Let the ages be represented by the first letter of their names. C=R/2; J=C+11; (R+4)/2=(J+4)/2+C-9. From these we have R=2C. Substitute for R and C in the third equation: (2C+4)/2=(C+15)/2+C-9. This equation contains only one variable so should be solvable. Multiply through by 2: 2C+4=C+15+2C-18, C=7. So we can calculate R=2*C=14; and J=C+11=18.  Check: Carlos is half as old as Ramon, C is half of 14; Ramon and Jun will be 18 and 22 in 4 years' time.
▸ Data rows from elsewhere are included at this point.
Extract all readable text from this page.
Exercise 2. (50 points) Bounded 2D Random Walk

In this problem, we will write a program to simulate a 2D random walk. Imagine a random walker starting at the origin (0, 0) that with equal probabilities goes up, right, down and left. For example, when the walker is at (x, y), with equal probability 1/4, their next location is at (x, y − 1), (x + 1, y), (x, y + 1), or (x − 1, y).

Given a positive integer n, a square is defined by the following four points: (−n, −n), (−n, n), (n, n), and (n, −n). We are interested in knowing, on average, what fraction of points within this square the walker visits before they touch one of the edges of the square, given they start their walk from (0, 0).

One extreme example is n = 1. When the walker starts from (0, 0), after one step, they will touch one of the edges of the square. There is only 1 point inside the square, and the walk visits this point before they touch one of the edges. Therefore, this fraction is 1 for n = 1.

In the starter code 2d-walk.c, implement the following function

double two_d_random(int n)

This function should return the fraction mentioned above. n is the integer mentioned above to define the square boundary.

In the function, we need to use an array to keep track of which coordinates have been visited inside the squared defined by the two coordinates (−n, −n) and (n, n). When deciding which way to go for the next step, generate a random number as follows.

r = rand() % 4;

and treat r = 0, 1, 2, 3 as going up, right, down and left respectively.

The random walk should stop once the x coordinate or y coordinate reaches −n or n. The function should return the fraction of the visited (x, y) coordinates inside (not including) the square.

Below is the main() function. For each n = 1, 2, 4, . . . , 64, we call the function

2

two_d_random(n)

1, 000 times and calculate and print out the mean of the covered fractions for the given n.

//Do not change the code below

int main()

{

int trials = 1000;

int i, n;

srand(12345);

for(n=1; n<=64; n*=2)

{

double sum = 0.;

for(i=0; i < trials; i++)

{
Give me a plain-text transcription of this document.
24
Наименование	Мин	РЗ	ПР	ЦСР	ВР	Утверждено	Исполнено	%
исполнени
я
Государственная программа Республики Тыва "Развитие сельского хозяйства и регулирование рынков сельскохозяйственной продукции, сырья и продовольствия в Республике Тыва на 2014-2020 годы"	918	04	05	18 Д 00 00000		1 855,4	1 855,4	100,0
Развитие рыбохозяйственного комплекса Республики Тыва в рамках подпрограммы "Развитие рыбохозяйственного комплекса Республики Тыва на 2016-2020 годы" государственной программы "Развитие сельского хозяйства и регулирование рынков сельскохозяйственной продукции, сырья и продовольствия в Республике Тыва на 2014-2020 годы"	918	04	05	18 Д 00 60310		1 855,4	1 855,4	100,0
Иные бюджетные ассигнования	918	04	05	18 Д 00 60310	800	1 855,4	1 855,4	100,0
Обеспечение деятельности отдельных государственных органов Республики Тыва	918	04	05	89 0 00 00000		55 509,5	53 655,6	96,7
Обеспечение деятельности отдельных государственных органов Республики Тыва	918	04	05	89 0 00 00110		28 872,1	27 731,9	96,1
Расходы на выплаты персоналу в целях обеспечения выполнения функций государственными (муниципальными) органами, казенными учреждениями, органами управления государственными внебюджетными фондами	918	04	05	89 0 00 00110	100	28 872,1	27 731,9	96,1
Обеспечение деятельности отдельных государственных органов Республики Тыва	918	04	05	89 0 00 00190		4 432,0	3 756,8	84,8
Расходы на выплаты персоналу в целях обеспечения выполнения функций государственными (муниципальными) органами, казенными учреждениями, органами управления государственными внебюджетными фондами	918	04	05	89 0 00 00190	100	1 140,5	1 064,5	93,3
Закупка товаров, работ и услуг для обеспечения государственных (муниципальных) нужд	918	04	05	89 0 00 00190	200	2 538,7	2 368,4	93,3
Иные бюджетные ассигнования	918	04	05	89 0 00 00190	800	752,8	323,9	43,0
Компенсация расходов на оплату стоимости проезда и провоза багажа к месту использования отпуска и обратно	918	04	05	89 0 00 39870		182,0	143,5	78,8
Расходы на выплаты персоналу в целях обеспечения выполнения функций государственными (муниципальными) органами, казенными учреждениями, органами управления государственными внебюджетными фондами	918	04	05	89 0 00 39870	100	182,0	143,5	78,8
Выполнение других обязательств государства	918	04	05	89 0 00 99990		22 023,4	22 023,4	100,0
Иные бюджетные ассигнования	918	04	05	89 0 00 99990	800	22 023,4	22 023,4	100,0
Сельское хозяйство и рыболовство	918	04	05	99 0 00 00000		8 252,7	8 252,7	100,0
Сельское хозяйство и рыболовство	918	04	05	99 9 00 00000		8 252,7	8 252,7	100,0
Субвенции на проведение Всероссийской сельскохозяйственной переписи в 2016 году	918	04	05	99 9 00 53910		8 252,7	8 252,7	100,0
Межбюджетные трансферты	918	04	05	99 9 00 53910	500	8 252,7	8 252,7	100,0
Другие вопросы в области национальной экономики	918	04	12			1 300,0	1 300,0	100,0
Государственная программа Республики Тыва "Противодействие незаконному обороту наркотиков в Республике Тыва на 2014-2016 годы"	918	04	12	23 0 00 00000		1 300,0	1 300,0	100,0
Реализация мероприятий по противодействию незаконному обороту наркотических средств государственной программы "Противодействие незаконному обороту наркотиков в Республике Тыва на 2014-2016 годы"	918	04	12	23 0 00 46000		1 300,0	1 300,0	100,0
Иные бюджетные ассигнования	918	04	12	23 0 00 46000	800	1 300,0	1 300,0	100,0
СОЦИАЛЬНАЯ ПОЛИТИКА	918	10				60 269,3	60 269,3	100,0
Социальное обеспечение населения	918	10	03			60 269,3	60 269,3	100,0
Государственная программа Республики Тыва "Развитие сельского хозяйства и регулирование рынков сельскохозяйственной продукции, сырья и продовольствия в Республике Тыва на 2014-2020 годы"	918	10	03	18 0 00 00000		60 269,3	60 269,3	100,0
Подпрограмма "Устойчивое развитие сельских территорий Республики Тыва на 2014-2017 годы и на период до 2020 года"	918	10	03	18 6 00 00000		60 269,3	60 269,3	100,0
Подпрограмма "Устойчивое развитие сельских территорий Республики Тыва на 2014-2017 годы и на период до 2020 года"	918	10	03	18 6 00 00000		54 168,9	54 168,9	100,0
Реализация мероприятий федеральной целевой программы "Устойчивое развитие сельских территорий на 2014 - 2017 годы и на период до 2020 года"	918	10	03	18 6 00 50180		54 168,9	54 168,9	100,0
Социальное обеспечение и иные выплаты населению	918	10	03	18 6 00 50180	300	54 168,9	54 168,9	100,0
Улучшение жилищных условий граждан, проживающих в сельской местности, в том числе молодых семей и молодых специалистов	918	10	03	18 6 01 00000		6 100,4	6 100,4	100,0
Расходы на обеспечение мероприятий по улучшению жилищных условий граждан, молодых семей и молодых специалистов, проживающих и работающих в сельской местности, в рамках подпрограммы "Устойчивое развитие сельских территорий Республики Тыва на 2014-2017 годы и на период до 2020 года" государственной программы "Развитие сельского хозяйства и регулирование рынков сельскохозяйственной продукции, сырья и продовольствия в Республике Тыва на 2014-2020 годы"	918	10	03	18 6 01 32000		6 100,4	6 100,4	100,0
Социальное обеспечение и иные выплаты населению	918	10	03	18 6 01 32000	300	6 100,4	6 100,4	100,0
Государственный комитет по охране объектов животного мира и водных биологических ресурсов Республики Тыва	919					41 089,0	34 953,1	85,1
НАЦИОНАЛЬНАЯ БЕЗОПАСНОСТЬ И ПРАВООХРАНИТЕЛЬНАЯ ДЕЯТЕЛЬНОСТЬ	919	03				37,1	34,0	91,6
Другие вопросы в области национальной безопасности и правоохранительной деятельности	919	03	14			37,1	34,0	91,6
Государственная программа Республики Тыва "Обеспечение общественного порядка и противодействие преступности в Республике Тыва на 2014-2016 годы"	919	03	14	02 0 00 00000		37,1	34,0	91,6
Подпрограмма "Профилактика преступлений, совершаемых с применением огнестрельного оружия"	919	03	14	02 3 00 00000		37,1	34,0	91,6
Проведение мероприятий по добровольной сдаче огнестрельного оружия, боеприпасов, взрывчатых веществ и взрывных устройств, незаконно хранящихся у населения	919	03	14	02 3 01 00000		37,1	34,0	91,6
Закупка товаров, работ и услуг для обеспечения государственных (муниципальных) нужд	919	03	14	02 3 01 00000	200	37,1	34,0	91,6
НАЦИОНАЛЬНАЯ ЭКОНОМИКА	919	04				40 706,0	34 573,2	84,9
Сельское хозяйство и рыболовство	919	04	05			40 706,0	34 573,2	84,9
Half of Jun's age then (11) plus Carlos' age now (7) is 18. Half of Ramon's age in 4 years will be 9 which is 9 less than this sum. So the facts check out and Carlos is 7, Ramon is 14 and Jun is 18.

### Earl is 6 years older than Simin. In 2 years the sum of their ages will be 20. How old is Simim?

6+x+2+x+2=20 10+2x=20 2x=20-10 2x=10 x=5 (in 2 years time  Earl is 13;Simin70 before 2 years time(EARL 11 years ;SIMIN 5 years)

### Monica is 7 years older than cheena.Aroma is 2 times younger than monica.if the sum of their ages is 58,what is the age of each child?

Let the ages be M, C, A for Monica, Cheena, Aroma. M=C+7, A=M/2. M+C+A=58. C+7+C+(C+7)/2=58, 4C+14+C+7=116 5C+21=116, 5C=116-21=95, C=95/5=19. Cheena is 19. M=19+7=26, Monica is 26 and Aroma is 26/2=13.